Diketahui bahwa tindakan kekerasan ini dilakukan oleh sekitar 6-8 orang anggota Sabhara Polres Mimika terhadap korban. Dari informasi yang kami dapatkan, peristiwa bermula ketika korban menuliskan kritik tersebut di media sosial milik korban terkait dengan aksi kericuhan yang terjadi pada Sabtu, 11 November 2017 di Pasar Malam yang berlokasi di Lapangan Timika. Atas kritikan tersebut, beberapa anggota Sabhara Polres Mimika merasa tersinggung. Kemudian, mereka mencari korban di tempat biasa korban berkumpul bersama rekan – rekan jurnalis lainnya, yakni di sebuah warung depan Kantor Satuan Lalu Lintas Polres Mimika. Setelah mendapati korban, beberapa anggota dari satuan Sabara dan Brimob tersebut kemudian membawa korban ke dalam Pos Terpadu dan langsung melakukan pemukulan terhadap korban  yang mengakibatkan korban mengalami luka – luka pada bagian wajah dan rusuk kanannya.

Terhadap peristiwa diatas, kami mengingatkan bahwa aksi – aksi kekerasan terhadap jurnalis yang dilakukan oleh sejumlah anggota kepolisian bukanlah kali pertama terjadi. Dalam catatan KontraS, setidaknya sepanjang Januari – Oktober 2017 telah terjadi aksi kekerasan terhadap jurnalis yang dilakukan oleh aparat kepolisian, dengan total 104 tindakan. Hal tersebut menunjukkan bahwa masih banyak anggota kepolisian yang belum taat aturan yang ada sehingga cara – cara kekerasan dan tindakan – tindakan brutalitas masih dijadikan alat penyelesaian suatu masalah. Hal ini juga ditambah dengan tidak adanya penghukuman yang berat yang dapat memberikan efek jera oleh atasannya terhadap anggota – anggota kepolisian yang terbukti melakukan tindakan kekerasan dan penyiksaan.

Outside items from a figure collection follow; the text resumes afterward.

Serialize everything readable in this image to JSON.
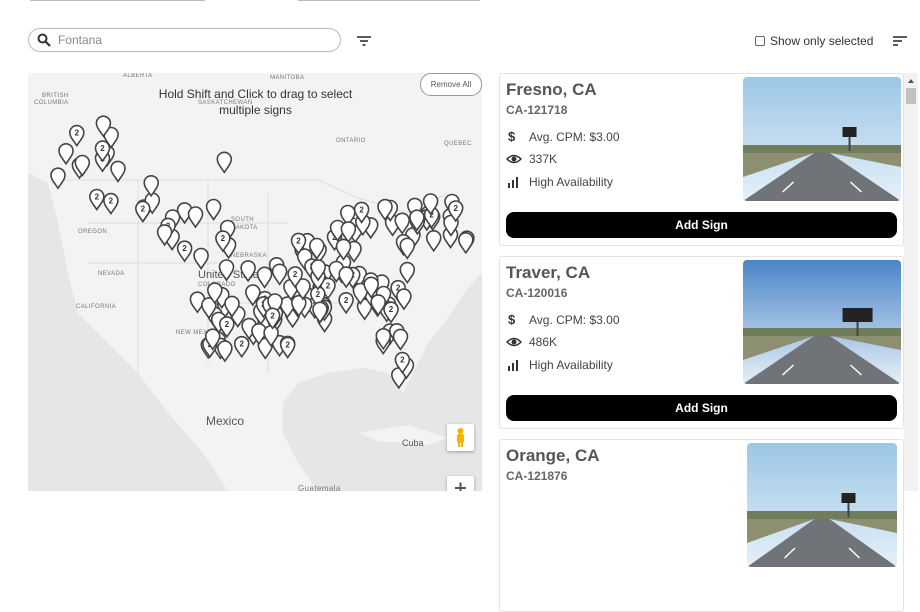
{
  "search": {
    "placeholder": "Fontana"
  },
  "show_only_selected": "Show only selected",
  "map": {
    "instruction_line1": "Hold Shift and Click to drag to select",
    "instruction_line2": "multiple signs",
    "remove_all": "Remove All",
    "cluster_count": "2",
    "labels": [
      "BRITISH",
      "COLUMBIA",
      "MANITOBA",
      "SASKATCHEWAN",
      "ALBERTA",
      "ONTARIO",
      "QUEBEC",
      "OREGON",
      "NEVADA",
      "CALIFORNIA",
      "SOUTH",
      "DAKOTA",
      "NEBRASKA",
      "COLORADO",
      "United States",
      "NEW MEXICO",
      "Mexico",
      "Cuba",
      "Guatemala"
    ]
  },
  "add_button": "Add Sign",
  "signs": [
    {
      "title": "Fresno, CA",
      "id": "CA-121718",
      "cpm": "Avg. CPM: $3.00",
      "impressions": "337K",
      "availability": "High Availability"
    },
    {
      "title": "Traver, CA",
      "id": "CA-120016",
      "cpm": "Avg. CPM: $3.00",
      "impressions": "486K",
      "availability": "High Availability"
    },
    {
      "title": "Orange, CA",
      "id": "CA-121876"
    }
  ]
}
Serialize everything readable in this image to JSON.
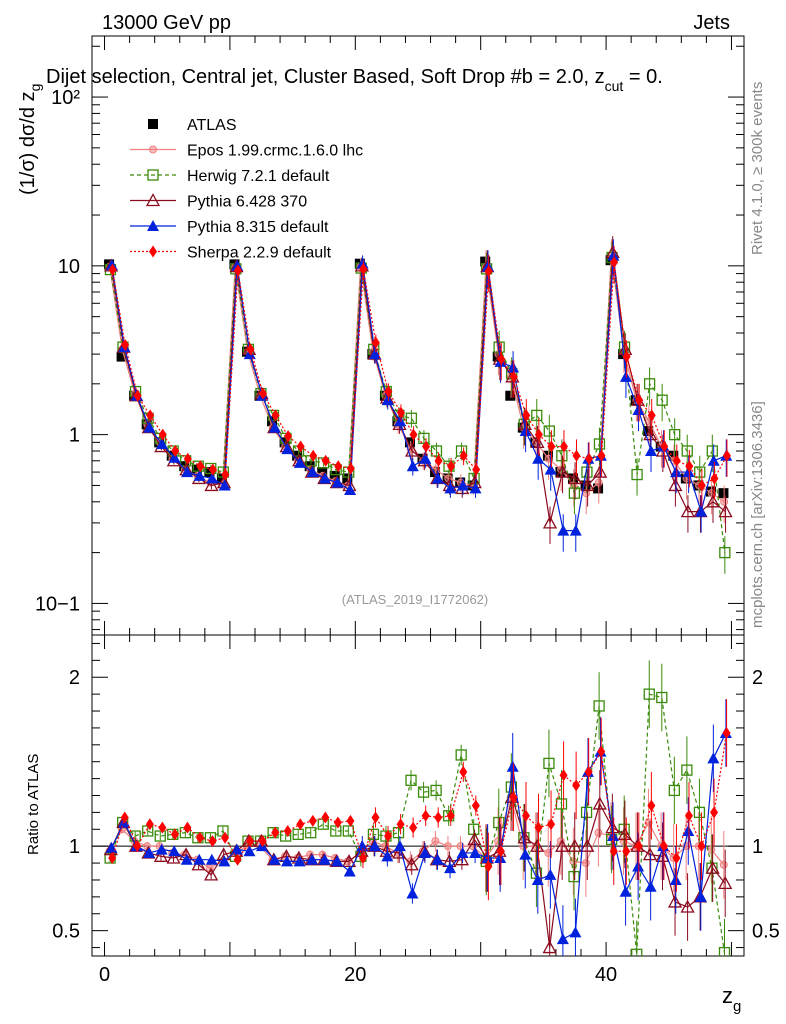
{
  "header": {
    "left": "13000 GeV pp",
    "right": "Jets",
    "title": "Dijet selection, Central jet, Cluster Based, Soft Drop #b = 2.0, z",
    "title_sub": "cut",
    "title_end": " = 0."
  },
  "side": {
    "rivet": "Rivet 4.1.0, ≥ 300k events",
    "mcplots": "mcplots.cern.ch [arXiv:1306.3436]"
  },
  "watermark": "(ATLAS_2019_I1772062)",
  "colors": {
    "atlas": "#000000",
    "epos": "#f08080",
    "herwig": "#3a8a0a",
    "pythia6": "#8b0a1e",
    "pythia8": "#0022dd",
    "sherpa": "#ff0000"
  },
  "chart_data": [
    {
      "type": "scatter",
      "panel": "main",
      "title": "Dijet selection, Central jet, Cluster Based, Soft Drop #b = 2.0, z_cut = 0.",
      "xlabel": "z_g",
      "ylabel": "(1/σ) dσ/d z_g",
      "yscale": "log",
      "ylim": [
        0.065,
        230
      ],
      "xlim": [
        -1,
        51
      ],
      "ytick_labels": [
        "10−1",
        "1",
        "10",
        "10²"
      ],
      "x": [
        0.5,
        1.5,
        2.5,
        3.5,
        4.5,
        5.5,
        6.5,
        7.5,
        8.5,
        9.5,
        10.5,
        11.5,
        12.5,
        13.5,
        14.5,
        15.5,
        16.5,
        17.5,
        18.5,
        19.5,
        20.5,
        21.5,
        22.5,
        23.5,
        24.5,
        25.5,
        26.5,
        27.5,
        28.5,
        29.5,
        30.5,
        31.5,
        32.5,
        33.5,
        34.5,
        35.5,
        36.5,
        37.5,
        38.5,
        39.5,
        40.5,
        41.5,
        42.5,
        43.5,
        44.5,
        45.5,
        46.5,
        47.5,
        48.5,
        49.5
      ],
      "series": [
        {
          "name": "ATLAS",
          "values": [
            10.2,
            2.9,
            1.7,
            1.15,
            0.9,
            0.75,
            0.65,
            0.62,
            0.6,
            0.55,
            10.2,
            3.1,
            1.7,
            1.2,
            0.9,
            0.75,
            0.65,
            0.6,
            0.57,
            0.55,
            10.3,
            3.0,
            1.7,
            1.2,
            0.9,
            0.72,
            0.6,
            0.55,
            0.52,
            0.5,
            10.6,
            2.9,
            1.7,
            1.1,
            0.9,
            0.75,
            0.6,
            0.55,
            0.5,
            0.48,
            10.8,
            3.0,
            1.6,
            1.05,
            0.85,
            0.75,
            0.55,
            0.5,
            0.46,
            0.45
          ]
        },
        {
          "name": "Epos 1.99.crmc.1.6.0 lhc",
          "values": [
            9.9,
            3.2,
            1.75,
            1.15,
            0.9,
            0.72,
            0.62,
            0.57,
            0.52,
            0.5,
            9.8,
            3.1,
            1.7,
            1.1,
            0.85,
            0.7,
            0.62,
            0.57,
            0.53,
            0.5,
            9.9,
            3.1,
            1.7,
            1.15,
            0.82,
            0.7,
            0.62,
            0.55,
            0.52,
            0.5,
            9.9,
            3.0,
            2.2,
            1.1,
            0.9,
            0.72,
            0.62,
            0.5,
            0.45,
            0.52,
            11.5,
            3.1,
            1.6,
            1.2,
            0.85,
            0.7,
            0.55,
            0.5,
            0.45,
            0.4
          ]
        },
        {
          "name": "Herwig 7.2.1 default",
          "values": [
            9.5,
            3.3,
            1.8,
            1.25,
            0.95,
            0.8,
            0.7,
            0.65,
            0.63,
            0.6,
            9.6,
            3.2,
            1.75,
            1.3,
            0.95,
            0.8,
            0.7,
            0.68,
            0.62,
            0.6,
            9.7,
            3.2,
            1.8,
            1.3,
            1.25,
            0.95,
            0.8,
            0.65,
            0.8,
            0.55,
            9.6,
            3.3,
            2.3,
            1.15,
            1.3,
            1.05,
            0.75,
            0.45,
            0.6,
            0.88,
            11.2,
            3.3,
            0.58,
            2.0,
            1.6,
            1.0,
            0.8,
            0.6,
            0.8,
            0.2
          ]
        },
        {
          "name": "Pythia 6.428 370",
          "values": [
            10.0,
            3.3,
            1.7,
            1.1,
            0.85,
            0.7,
            0.62,
            0.55,
            0.5,
            0.52,
            9.9,
            3.2,
            1.75,
            1.1,
            0.85,
            0.7,
            0.6,
            0.55,
            0.52,
            0.5,
            10.0,
            3.0,
            1.65,
            1.15,
            0.8,
            0.7,
            0.55,
            0.5,
            0.48,
            0.52,
            9.9,
            2.8,
            2.2,
            1.15,
            0.9,
            0.3,
            0.6,
            0.55,
            0.5,
            0.6,
            12.0,
            3.2,
            1.6,
            1.0,
            0.8,
            0.5,
            0.35,
            0.35,
            0.4,
            0.35
          ]
        },
        {
          "name": "Pythia 8.315 default",
          "values": [
            10.1,
            3.3,
            1.7,
            1.1,
            0.88,
            0.73,
            0.6,
            0.57,
            0.55,
            0.5,
            10.0,
            3.0,
            1.7,
            1.1,
            0.82,
            0.68,
            0.6,
            0.55,
            0.52,
            0.47,
            10.3,
            3.0,
            1.6,
            1.2,
            0.65,
            0.72,
            0.55,
            0.48,
            0.5,
            0.48,
            9.9,
            2.7,
            2.5,
            1.05,
            0.72,
            0.62,
            0.27,
            0.27,
            0.72,
            0.75,
            11.5,
            2.2,
            1.4,
            0.8,
            0.85,
            0.6,
            0.6,
            0.35,
            0.7,
            0.75
          ]
        },
        {
          "name": "Sherpa 2.2.9 default",
          "values": [
            9.5,
            3.4,
            1.7,
            1.3,
            1.0,
            0.8,
            0.72,
            0.65,
            0.62,
            0.58,
            9.4,
            3.2,
            1.75,
            1.3,
            0.98,
            0.85,
            0.75,
            0.7,
            0.65,
            0.63,
            9.6,
            3.5,
            1.8,
            1.35,
            1.0,
            0.85,
            0.7,
            0.65,
            0.75,
            0.62,
            9.3,
            2.8,
            2.2,
            1.3,
            1.0,
            0.85,
            0.85,
            0.75,
            0.72,
            0.75,
            10.5,
            2.9,
            1.6,
            1.3,
            0.85,
            0.7,
            0.65,
            0.5,
            0.55,
            0.75
          ]
        }
      ]
    },
    {
      "type": "scatter",
      "panel": "ratio",
      "ylabel": "Ratio to ATLAS",
      "xlabel": "z_g",
      "ylim": [
        0.35,
        2.25
      ],
      "xlim": [
        -1,
        51
      ],
      "ytick_labels": [
        "0.5",
        "1",
        "2"
      ],
      "xtick_labels": [
        "0",
        "20",
        "40"
      ],
      "x": [
        0.5,
        1.5,
        2.5,
        3.5,
        4.5,
        5.5,
        6.5,
        7.5,
        8.5,
        9.5,
        10.5,
        11.5,
        12.5,
        13.5,
        14.5,
        15.5,
        16.5,
        17.5,
        18.5,
        19.5,
        20.5,
        21.5,
        22.5,
        23.5,
        24.5,
        25.5,
        26.5,
        27.5,
        28.5,
        29.5,
        30.5,
        31.5,
        32.5,
        33.5,
        34.5,
        35.5,
        36.5,
        37.5,
        38.5,
        39.5,
        40.5,
        41.5,
        42.5,
        43.5,
        44.5,
        45.5,
        46.5,
        47.5,
        48.5,
        49.5
      ],
      "series": [
        {
          "name": "Epos 1.99.crmc.1.6.0 lhc",
          "values": [
            0.97,
            1.1,
            1.03,
            1.0,
            1.0,
            0.96,
            0.95,
            0.92,
            0.87,
            0.91,
            0.96,
            1.0,
            1.0,
            0.92,
            0.94,
            0.93,
            0.95,
            0.95,
            0.93,
            0.91,
            0.96,
            1.03,
            1.0,
            0.96,
            0.91,
            0.97,
            1.03,
            1.0,
            1.0,
            1.0,
            0.93,
            1.03,
            1.29,
            1.0,
            1.0,
            0.96,
            1.03,
            0.91,
            0.9,
            1.08,
            1.06,
            1.03,
            1.0,
            1.14,
            1.0,
            0.93,
            1.0,
            1.0,
            0.98,
            0.89
          ]
        },
        {
          "name": "Herwig 7.2.1 default",
          "values": [
            0.93,
            1.14,
            1.06,
            1.09,
            1.06,
            1.07,
            1.08,
            1.05,
            1.05,
            1.09,
            0.94,
            1.03,
            1.03,
            1.08,
            1.06,
            1.07,
            1.08,
            1.13,
            1.09,
            1.09,
            0.94,
            1.07,
            1.06,
            1.08,
            1.39,
            1.32,
            1.33,
            1.18,
            1.54,
            1.1,
            0.91,
            1.14,
            1.35,
            1.05,
            0.84,
            1.49,
            1.25,
            0.82,
            1.2,
            1.83,
            1.04,
            1.1,
            0.36,
            1.9,
            1.88,
            1.33,
            1.45,
            1.2,
            0.87,
            0.37
          ]
        },
        {
          "name": "Pythia 6.428 370",
          "values": [
            0.98,
            1.14,
            1.0,
            0.96,
            0.94,
            0.93,
            0.95,
            0.89,
            0.83,
            0.95,
            0.97,
            1.03,
            1.03,
            0.92,
            0.94,
            0.93,
            0.92,
            0.92,
            0.91,
            0.91,
            0.97,
            1.0,
            0.97,
            0.96,
            0.89,
            0.97,
            0.92,
            0.91,
            0.92,
            1.04,
            0.93,
            0.97,
            1.29,
            1.05,
            1.0,
            0.4,
            1.0,
            1.0,
            1.0,
            1.25,
            1.11,
            1.07,
            1.0,
            0.95,
            0.94,
            0.67,
            0.64,
            0.7,
            0.87,
            0.78
          ]
        },
        {
          "name": "Pythia 8.315 default",
          "values": [
            0.99,
            1.14,
            1.0,
            0.96,
            0.98,
            0.97,
            0.92,
            0.92,
            0.92,
            0.91,
            0.98,
            0.97,
            1.0,
            0.92,
            0.91,
            0.91,
            0.92,
            0.92,
            0.91,
            0.85,
            1.0,
            1.0,
            0.94,
            1.0,
            0.72,
            0.96,
            0.92,
            0.87,
            0.96,
            0.96,
            0.93,
            0.93,
            1.47,
            0.95,
            0.8,
            0.83,
            0.45,
            0.49,
            1.44,
            1.56,
            1.06,
            0.73,
            0.88,
            0.76,
            1.0,
            0.8,
            1.09,
            0.7,
            1.52,
            1.67
          ]
        },
        {
          "name": "Sherpa 2.2.9 default",
          "values": [
            0.93,
            1.17,
            1.0,
            1.13,
            1.11,
            1.07,
            1.11,
            1.05,
            1.03,
            1.05,
            0.92,
            1.03,
            1.03,
            1.08,
            1.09,
            1.13,
            1.15,
            1.17,
            1.14,
            1.15,
            0.93,
            1.17,
            1.06,
            1.13,
            1.11,
            1.18,
            1.17,
            1.18,
            1.44,
            1.24,
            0.88,
            0.97,
            1.29,
            1.18,
            1.11,
            1.13,
            1.42,
            1.36,
            1.44,
            1.56,
            0.97,
            0.97,
            1.0,
            1.24,
            1.0,
            0.93,
            1.18,
            1.0,
            1.2,
            1.67
          ]
        }
      ]
    }
  ]
}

Lebih dari itu, kami juga menilai bahwa masih terdapat ancaman terhadap kebebasan untuk mendapatkan informasi di lapangan terhadap para jurnalis dalam melakukan kerja – kerja jurnalistik, padahal Undang – Undang Nomor 40 tahun 1999 tentang Pers menjamin tentang perlindungan kerja – kerja jurnalistik.

Berdasarkan informasi diatas, kami menilai bahwa tindakan – tindakan kekerasan yang dilakukan oleh sejumlah anggota TNI terhadap korban telah melanggar sejumlah peraturan perundang – undangan sehingga proses penyelesaian secara kekeluargaan bukanlah solusi dari penyelesaian peristiwa kekerasan diatas. Lebih lanjut, penyelesaian tersebut juga tidak memberikan jaminan bahwa keberulangan tindakan – tindakan kekerasan dan perilaku brutalitas yang dilakukan oleh aktor keamanan terhadap profesi jurnalis tidak akan terjadi lagi, sehingga kami menilai bahwa proses hukum harus terus dikedepankan berdasarkan pelanggaran terhadap peraturan perundang – undangan yang ada, yang antara lain berupa tindakan penganiayaan berkaitan dengan pasal 351 KUHP, pasal 33 UU No. 39 tahun 1999 tentang HAM, Peraturan Kepala Kepolisian Negara Republik Indonesia nomor 8 tahun 2009 tentang Implementasi Prinsip dan Standar Hak Asasi Manusia dalam Penyelenggaraan Tugas Kepolisian Negara Republik Indonesia, dan UU No. 40 tahun 1999 tentang Pers.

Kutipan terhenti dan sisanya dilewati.